Governors Show Leadership on Budgets
The fiscal crisis in many states has crested recently as reform-minded governors seek to avert insolvency and address structural budget problems. While many factors have contributed to state budget woes—including declining revenues, rising health care costs, and chronic over-spending—unaffordable and unsustainable salaries, pensions, and other benefits for unionized government workers are a substantial part of the problem.
It’s not difficult to understand how we got here. Unionized government workers have tremendous leverage to negotiate their own wages and benefits. They funnel tens of millions of dollars to elect candidates who will sit across from them at the negotiating table. This self-dealing has resulted in ever-increasing wage and benefit packages for unionized government workers that often far outstrip those for comparable private sector workers. These unsustainable obligations are threatening to bankrupt state governments. And when the money to cover these obligations falls short, these same politicians turn to the private sector for more taxes, undermining economic growth and jobs.
To their credit, governors in Wisconsin, Indiana, Ohio, New Jersey, and Florida are trying to break this cycle. Even those in New York and California are seeking ways to trim the public payroll. Although proposals vary from state to state, most involve requiring unionized state government employees to contribute more—or at least something—to their health care and pension benefits. Some require restricting or eliminating collective bargaining rights for unionized government workers. Even President Franklin Roosevelt and labor leader George Meany believed that government workers should not have the right to collective bargaining.

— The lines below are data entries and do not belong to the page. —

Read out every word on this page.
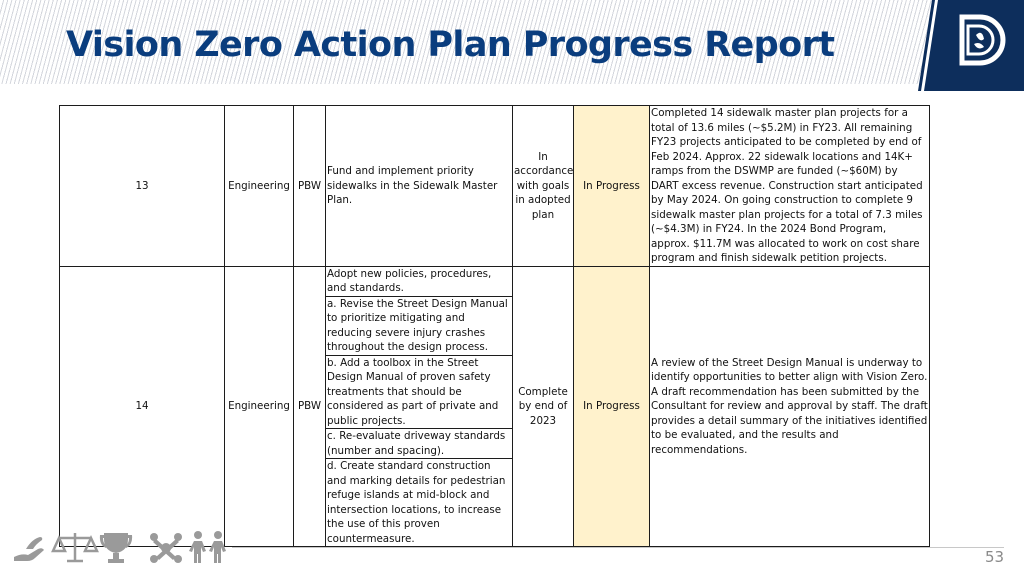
Vision Zero Action Plan Progress Report
13	Engineering	PBW	Fund and implement priority sidewalks in the Sidewalk Master Plan.	In accordance with goals in adopted plan	In Progress	Completed 14 sidewalk master plan projects for a total of 13.6 miles (~$5.2M) in FY23. All remaining FY23 projects anticipated to be completed by end of Feb 2024. Approx. 22 sidewalk locations and 14K+ ramps from the DSWMP are funded (~$60M) by DART excess revenue. Construction start anticipated by May 2024. On going construction to complete 9 sidewalk master plan projects for a total of 7.3 miles (~$4.3M) in FY24. In the 2024 Bond Program, approx. $11.7M was allocated to work on cost share program and finish sidewalk petition projects.
14	Engineering	PBW	Adopt new policies, procedures, and standards.	Complete by end of 2023	In Progress	A review of the Street Design Manual is underway to identify opportunities to better align with Vision Zero. A draft recommendation has been submitted by the Consultant for review and approval by staff. The draft provides a detail summary of the initiatives identified to be evaluated, and the results and recommendations.
			a. Revise the Street Design Manual to prioritize mitigating and reducing severe injury crashes throughout the design process.			
			b. Add a toolbox in the Street Design Manual of proven safety treatments that should be considered as part of private and public projects.			
			c. Re-evaluate driveway standards (number and spacing).			
			d. Create standard construction and marking details for pedestrian refuge islands at mid-block and intersection locations, to increase the use of this proven countermeasure.			
53
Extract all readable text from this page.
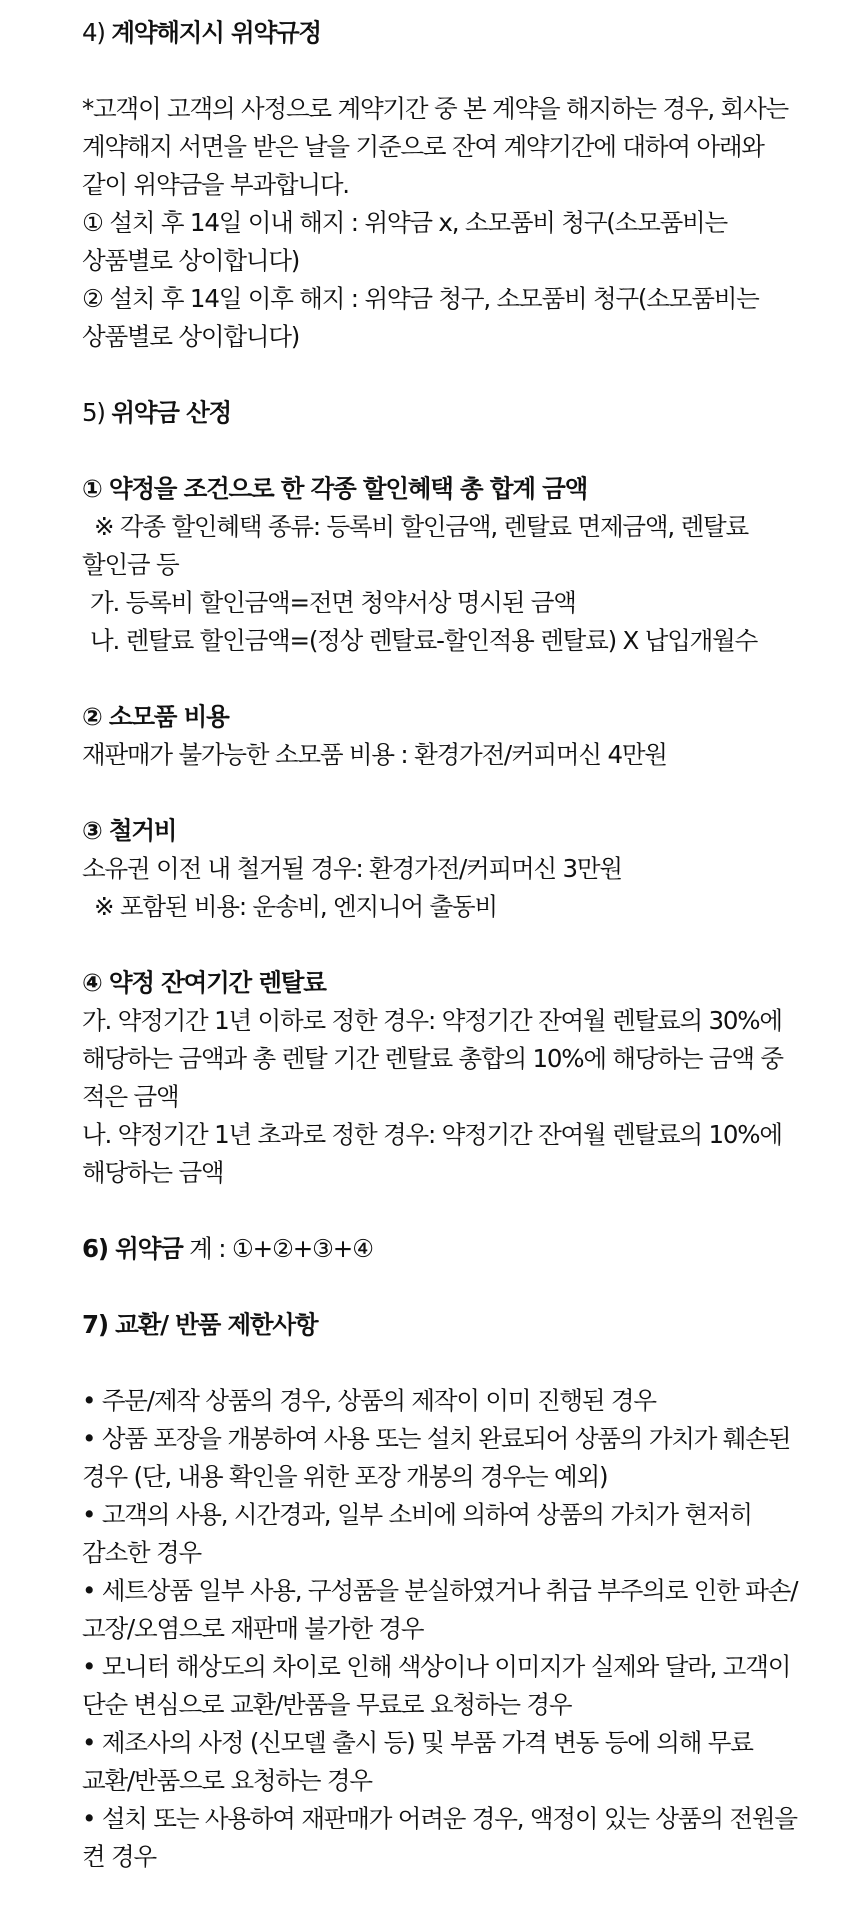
4) 계약해지시 위약규정
*고객이 고객의 사정으로 계약기간 중 본 계약을 해지하는 경우, 회사는
계약해지 서면을 받은 날을 기준으로 잔여 계약기간에 대하여 아래와
같이 위약금을 부과합니다.
① 설치 후 14일 이내 해지 : 위약금 x, 소모품비 청구(소모품비는
상품별로 상이합니다)
② 설치 후 14일 이후 해지 : 위약금 청구, 소모품비 청구(소모품비는
상품별로 상이합니다)
5) 위약금 산정
① 약정을 조건으로 한 각종 할인혜택 총 합계 금액
※ 각종 할인혜택 종류: 등록비 할인금액, 렌탈료 면제금액, 렌탈료
할인금 등
가. 등록비 할인금액=전면 청약서상 명시된 금액
나. 렌탈료 할인금액=(정상 렌탈료-할인적용 렌탈료) X 납입개월수
② 소모품 비용
재판매가 불가능한 소모품 비용 : 환경가전/커피머신 4만원
③ 철거비
소유권 이전 내 철거될 경우: 환경가전/커피머신 3만원
※ 포함된 비용: 운송비, 엔지니어 출동비
④ 약정 잔여기간 렌탈료
가. 약정기간 1년 이하로 정한 경우: 약정기간 잔여월 렌탈료의 30%에
해당하는 금액과 총 렌탈 기간 렌탈료 총합의 10%에 해당하는 금액 중
적은 금액
나. 약정기간 1년 초과로 정한 경우: 약정기간 잔여월 렌탈료의 10%에
해당하는 금액
6) 위약금 계 : ①+②+③+④
7) 교환/ 반품 제한사항
• 주문/제작 상품의 경우, 상품의 제작이 이미 진행된 경우
• 상품 포장을 개봉하여 사용 또는 설치 완료되어 상품의 가치가 훼손된
경우 (단, 내용 확인을 위한 포장 개봉의 경우는 예외)
• 고객의 사용, 시간경과, 일부 소비에 의하여 상품의 가치가 현저히
감소한 경우
• 세트상품 일부 사용, 구성품을 분실하였거나 취급 부주의로 인한 파손/
고장/오염으로 재판매 불가한 경우
• 모니터 해상도의 차이로 인해 색상이나 이미지가 실제와 달라, 고객이
단순 변심으로 교환/반품을 무료로 요청하는 경우
• 제조사의 사정 (신모델 출시 등) 및 부품 가격 변동 등에 의해 무료
교환/반품으로 요청하는 경우
• 설치 또는 사용하여 재판매가 어려운 경우, 액정이 있는 상품의 전원을
켠 경우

Unionized government employees and their supporters have become unhinged at any hint of reform. They compare their protests to those sweeping the Middle East as repressed citizens struggle for democracy. (The irony of their supporters in state legislatures fleeing their states to avoid the democratic process is apparently lost on them!) Widespread sick-outs by teachers and others are not winning them public relations points.
Ultimately, this is not a matter of what the unionized workers are willing to concede, but what the taxpayers—their bosses—are willing to support. Their message in November was loud and clear.
In New Jersey, Governor Chris Christie, when booed by an audience of union members, said: “Why are you yelling at me? I’m the first guy to come along and tell you the truth about how your pensions are going to go bankrupt. I’m not making promises I can’t keep. I’m trying to save your pensions, not eliminate them.”
As governors around the country lead on tough budget problems, let’s hope our elected officials in Washington are watching—and learning.